Following the decline in domestic macroeconomic data in July, last August's macroeconomic data released by the Bureau of Statistics was lower than market expectations. Industrial indicators such as industry, investment, consumption, import and export fell for two consecutive months, leading to the next market. There are large pessimistic expectations in the macroeconomic trend of the stage. The lower-than-expected economic data directly triggered a general fall in the prices of commodity futures and cyclical stocks. Recently, the spot price of industrial products and metals in South China has also dropped significantly from a high level. In addition to the market's expectation of the economic downturn in the fourth quarter, the limited production of heating seasons has also become a new variable in the fall of cyclical stocks.

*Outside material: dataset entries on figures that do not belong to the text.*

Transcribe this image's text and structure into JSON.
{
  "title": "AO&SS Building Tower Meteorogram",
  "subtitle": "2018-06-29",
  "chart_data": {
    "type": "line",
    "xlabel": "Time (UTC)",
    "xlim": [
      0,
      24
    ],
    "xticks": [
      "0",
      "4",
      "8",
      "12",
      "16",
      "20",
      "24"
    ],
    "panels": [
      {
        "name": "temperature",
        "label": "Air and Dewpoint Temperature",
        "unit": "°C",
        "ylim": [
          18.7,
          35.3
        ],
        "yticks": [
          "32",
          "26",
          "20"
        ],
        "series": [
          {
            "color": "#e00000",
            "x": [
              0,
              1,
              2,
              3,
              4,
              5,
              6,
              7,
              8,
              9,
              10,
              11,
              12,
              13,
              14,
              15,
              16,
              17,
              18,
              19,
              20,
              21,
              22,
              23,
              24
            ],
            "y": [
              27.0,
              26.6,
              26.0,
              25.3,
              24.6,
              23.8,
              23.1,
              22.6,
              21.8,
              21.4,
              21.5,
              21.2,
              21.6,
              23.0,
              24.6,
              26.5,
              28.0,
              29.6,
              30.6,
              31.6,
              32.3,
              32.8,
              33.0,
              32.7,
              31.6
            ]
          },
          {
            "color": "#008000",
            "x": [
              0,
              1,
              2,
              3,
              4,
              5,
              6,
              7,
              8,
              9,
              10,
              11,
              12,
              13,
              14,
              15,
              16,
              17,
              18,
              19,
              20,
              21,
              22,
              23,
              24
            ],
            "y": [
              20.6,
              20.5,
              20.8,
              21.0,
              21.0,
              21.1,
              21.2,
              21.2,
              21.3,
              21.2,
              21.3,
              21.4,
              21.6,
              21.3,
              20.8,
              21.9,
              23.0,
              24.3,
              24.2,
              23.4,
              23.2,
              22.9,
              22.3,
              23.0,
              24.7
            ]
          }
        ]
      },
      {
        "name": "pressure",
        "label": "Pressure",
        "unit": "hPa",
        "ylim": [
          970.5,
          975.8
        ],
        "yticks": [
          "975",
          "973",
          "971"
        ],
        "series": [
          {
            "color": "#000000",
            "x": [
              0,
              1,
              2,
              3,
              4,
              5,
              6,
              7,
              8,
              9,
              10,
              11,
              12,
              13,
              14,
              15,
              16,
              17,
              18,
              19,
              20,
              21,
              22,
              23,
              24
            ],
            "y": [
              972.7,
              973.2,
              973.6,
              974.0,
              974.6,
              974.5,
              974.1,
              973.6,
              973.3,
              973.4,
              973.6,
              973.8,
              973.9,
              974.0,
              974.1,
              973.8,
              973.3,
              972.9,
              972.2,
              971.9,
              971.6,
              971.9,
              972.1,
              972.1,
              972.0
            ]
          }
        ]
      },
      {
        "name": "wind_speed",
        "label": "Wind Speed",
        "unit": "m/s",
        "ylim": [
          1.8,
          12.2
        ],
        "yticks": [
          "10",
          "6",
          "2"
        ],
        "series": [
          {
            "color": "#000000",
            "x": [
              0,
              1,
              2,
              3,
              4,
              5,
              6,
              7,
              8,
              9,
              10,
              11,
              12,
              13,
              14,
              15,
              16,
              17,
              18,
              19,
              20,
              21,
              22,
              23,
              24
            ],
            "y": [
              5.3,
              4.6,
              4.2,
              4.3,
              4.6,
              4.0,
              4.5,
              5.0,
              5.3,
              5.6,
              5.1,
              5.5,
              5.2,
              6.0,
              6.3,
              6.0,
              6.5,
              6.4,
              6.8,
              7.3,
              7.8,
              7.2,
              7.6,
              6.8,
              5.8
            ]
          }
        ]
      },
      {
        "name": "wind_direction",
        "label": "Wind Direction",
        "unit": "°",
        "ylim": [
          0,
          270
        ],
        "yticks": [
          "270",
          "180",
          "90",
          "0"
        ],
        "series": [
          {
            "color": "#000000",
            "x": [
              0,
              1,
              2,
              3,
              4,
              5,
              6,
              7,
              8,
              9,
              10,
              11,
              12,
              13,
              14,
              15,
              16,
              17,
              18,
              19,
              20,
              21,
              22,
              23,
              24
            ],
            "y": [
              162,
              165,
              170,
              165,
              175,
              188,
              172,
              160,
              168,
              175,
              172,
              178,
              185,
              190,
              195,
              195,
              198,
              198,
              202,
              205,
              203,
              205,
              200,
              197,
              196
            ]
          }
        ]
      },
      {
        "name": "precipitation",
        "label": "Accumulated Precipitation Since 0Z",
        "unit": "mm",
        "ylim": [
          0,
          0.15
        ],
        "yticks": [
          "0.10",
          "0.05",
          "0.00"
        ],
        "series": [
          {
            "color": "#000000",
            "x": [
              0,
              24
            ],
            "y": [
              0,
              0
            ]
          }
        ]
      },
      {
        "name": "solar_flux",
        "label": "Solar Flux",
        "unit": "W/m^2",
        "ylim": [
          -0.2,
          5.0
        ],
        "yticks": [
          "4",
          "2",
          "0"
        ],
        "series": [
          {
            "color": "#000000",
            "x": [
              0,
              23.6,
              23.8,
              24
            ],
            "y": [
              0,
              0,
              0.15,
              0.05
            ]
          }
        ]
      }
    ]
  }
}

As the short-term stock index enters a high consolidation period, the economic data of July and August for two consecutive months is pessimistic. The market has a big divergence in the future trend of the cyclical stocks, and funds are beginning to return to the large consumer sector. Since last week, we have found that the strong consumption of liquor, home appliances, food and beverage, automobiles and other large consumer sectors in the first half of the year, after a few months of brief corrections, began to receive funding attention and showed signs of starting. From the perspective of configuration, we believe that in the context of the current index's large probability of maintaining range oscillations, the market style is expected to return to the defensive sector with low valuation and strong performance support. In the short term, liquor, real estate, construction, home appliances, food and beverage, etc. Value blue chips may be stronger again.

The pattern of strong IH weak IC will continue

Considering the certain adjustment pressure after the A-shares rose in the early stage, the market's quantity and risk appetite will gradually decrease, and the short-term market is expected to continue to adjust. Technically speaking, although the channel of the index rise is still there, the MACD indicator of the Shanghai Composite Index is at a high level, and the green energy column is gradually expanding, indicating that the short-term adjustment has not yet ended. The Shanghai Composite Index may continue to test the short-term gap support in the short term.

In the big direction, it is getting closer and closer to the time of the 19th National Congress. Referring to the overall trend of the market before and after the previous conferences, we predict that the risk of the index decline before the 19th National Congress is not large, and the market will generally maintain the pattern of high-level oscillations, and there will be no big ups and downs. If the index has a callback, it will be a better chance to increase the position. As for the futures index, the pattern of weak IH and strong IC is expected to continue. The IH short position can continue to be held in the short term. The first target is to see 2670 points and the second target is to see 2600 points.